El partido comenzó cuesta arriba para los dirigidos por Lionel Scaloni. Los Faraones impusieron condiciones desde el arranque y capitalizaron su buen momento a los 15 minutos de la primera mitad, cuando el defensor Yasser Ibrahim conectó un certero remate para poner el 1-0 parcial. Argentina intentó reaccionar adueñándose de la posesión, pero se topó con un bloque defensivo egipcio muy sólido y ordenado.
En el complemento, la tónica del juego se mantuvo y el panorama se oscureció aún más para los sudamericanos. A los 67 minutos, Mostafa Zico finalizó una gran jugada colectiva para estampar el 2-0, desatando la euforia de la afición local y poniendo en jaque al vigente campeón del mundo.
Sin embargo, cuando el partido entraba en su recta final, apareció la mística y el amor propio de la Albiceleste. El descuento llegó a los 79 minutos por intermedio de Cristian «Cuti» Romero, quien rompió líneas para mandar el balón al fondo de la red y encender la ilusión.
El impacto anímico fue inmediato. Apenas cuatro minutos más tarde, a los 83, el capitán Lionel Messi frotó la lámpara y con una genialidad firmó el 2-2 definitivo que parecía sellar las tablas en el marcador.

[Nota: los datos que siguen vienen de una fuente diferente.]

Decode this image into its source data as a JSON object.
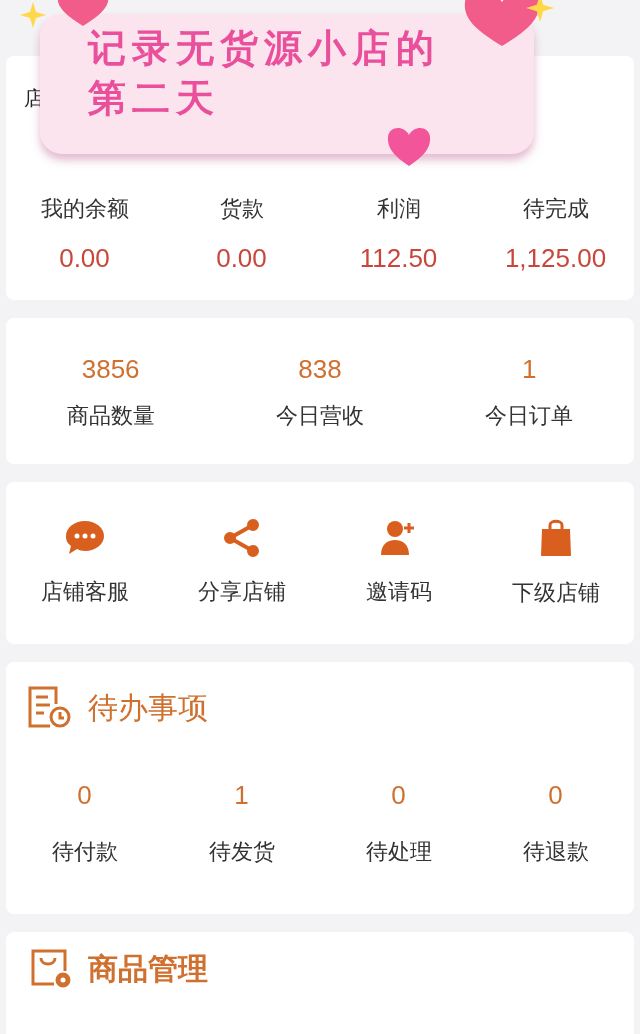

Cuando todo indicaba que el encuentro terminaría en empate, la jerarquía de los campeones del mundo volvió a inclinar la balanza. En el tiempo de adición, exactamente a los 90+3 minutos, Enzo Fernández apareció en el área para convertir el 3-2 definitivo y desatar el festejo alocado de la delegación argentina.
Entre reclamos el partido se alargó un poco más, los egipcios se descontrolaron tras la remontada, hubo discusiones dentro del campo pero nada más pudieron hacer ante la victoria del Campeón actual.
Con este resultado, Argentina demuestra una vez más su capacidad de reacción ante la adversidad, mientras que Egipto deja una gran imagen competitiva a pesar de haberse quedado con las manos vacías en el último suspiro.